[Date Prev][Date Next][Thread Prev][Thread Next]
- Subject: Re: New LuaJIT benchmark results (was Re: [ANN] LuaJIT-2.0.0-beta3)
- From: Mike Pall <mikelu-1003@...>
- Date: Wed, 10 Mar 2010 23:09:06 +0100
Geoff Leyland wrote:
> Modifying the flip loop in fannkuch from:
> for flips=1,1000000 do
> local flips = 1
> while true do
> saves a few percent on fannkuch - I guess because we drop the
> check against a million?
Yes, this helps a bit. But more importantly the for loop was
narrowed to integers and this wasn't really helpful here. It
caused a subsequent widening for the maxflips comparison.
OTOH the while loop is not narrowed and the higher latencies for
the floating-point ops don't matter here.
> I also made a modification to the last loop of the permute
> that's less clear cut.
That loop contributes only 1.2 percent to the total runtime.

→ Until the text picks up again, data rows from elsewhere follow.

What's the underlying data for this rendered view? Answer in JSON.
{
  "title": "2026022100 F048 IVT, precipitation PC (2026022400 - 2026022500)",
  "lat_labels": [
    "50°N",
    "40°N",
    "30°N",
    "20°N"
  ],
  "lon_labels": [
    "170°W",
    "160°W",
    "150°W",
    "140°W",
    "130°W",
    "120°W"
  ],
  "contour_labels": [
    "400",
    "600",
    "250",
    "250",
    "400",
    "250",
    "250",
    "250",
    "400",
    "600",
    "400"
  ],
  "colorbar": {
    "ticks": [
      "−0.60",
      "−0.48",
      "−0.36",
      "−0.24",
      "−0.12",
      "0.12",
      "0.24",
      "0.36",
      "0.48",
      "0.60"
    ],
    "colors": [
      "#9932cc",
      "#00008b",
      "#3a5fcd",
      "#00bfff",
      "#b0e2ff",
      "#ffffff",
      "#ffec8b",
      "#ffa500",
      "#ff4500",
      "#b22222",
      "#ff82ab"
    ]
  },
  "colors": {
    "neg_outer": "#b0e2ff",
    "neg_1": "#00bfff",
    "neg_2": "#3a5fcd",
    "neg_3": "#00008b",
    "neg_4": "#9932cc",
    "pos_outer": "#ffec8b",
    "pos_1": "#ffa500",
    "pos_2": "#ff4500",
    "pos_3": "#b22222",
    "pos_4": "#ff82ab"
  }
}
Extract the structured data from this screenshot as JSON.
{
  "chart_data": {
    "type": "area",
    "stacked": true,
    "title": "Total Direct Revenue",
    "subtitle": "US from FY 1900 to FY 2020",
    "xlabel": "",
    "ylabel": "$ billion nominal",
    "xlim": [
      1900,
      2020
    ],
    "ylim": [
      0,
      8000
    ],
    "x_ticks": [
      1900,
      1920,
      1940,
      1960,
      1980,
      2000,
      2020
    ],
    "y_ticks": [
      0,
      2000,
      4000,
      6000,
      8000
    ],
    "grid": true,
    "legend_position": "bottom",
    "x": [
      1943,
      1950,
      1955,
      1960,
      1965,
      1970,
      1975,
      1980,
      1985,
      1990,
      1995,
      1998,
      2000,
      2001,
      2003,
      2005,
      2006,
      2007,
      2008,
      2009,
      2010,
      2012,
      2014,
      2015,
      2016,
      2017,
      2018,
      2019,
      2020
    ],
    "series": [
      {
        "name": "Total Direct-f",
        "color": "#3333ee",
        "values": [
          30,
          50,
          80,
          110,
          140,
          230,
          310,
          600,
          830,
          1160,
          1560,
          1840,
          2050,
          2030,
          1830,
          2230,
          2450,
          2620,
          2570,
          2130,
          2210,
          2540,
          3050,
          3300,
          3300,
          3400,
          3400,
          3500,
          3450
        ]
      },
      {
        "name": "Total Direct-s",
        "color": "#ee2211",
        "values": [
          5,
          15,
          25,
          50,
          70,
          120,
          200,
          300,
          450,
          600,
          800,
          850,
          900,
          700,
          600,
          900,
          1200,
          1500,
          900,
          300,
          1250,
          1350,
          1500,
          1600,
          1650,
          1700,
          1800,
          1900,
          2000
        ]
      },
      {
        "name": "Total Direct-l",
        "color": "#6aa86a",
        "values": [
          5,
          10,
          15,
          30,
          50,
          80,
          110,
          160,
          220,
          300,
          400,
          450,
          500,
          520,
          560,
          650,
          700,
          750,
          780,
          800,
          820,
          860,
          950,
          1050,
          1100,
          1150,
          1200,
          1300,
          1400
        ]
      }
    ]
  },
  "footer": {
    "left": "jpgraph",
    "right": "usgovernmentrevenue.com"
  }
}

But
for some reason your changes lead to a better region selection.
As I said: fannkuch looks really simple, but it's a worst case for
a trace compiler.
BTW: A much faster approach to fannkuch would flip and rotate 4
bit chunks of a 64 bit register. That would go up to N=16, which
takes hours right now. But it's no longer 'indexed access' and
Remember that fannkuch is run with -Ohotloop=1 on the shootout,
since this leads to better traces. It's still a win with N=12.
I can pretty directly scale the timings on my system to the
shootout system. That would give us 88s on both 32 and 64 bit for
fannkuch (old: 93.23s and 90.57s). The ratio should go up to 1.81
and 1.78. And nbody's ratio ought to improve to 1.75 and 1.77
after your changes.
So fannkuch stays the median and LuaJIT would then overtake Java
for the median score on both 32 and 64 bit. Yay!
Good job, you should tune more of my benchmark submissions. :-)
[Yes, I know the median score is not the whole story. The upper
percentiles are still too high compared to Java or C++. I need to
improve these the most -- even if it won't affect the score.]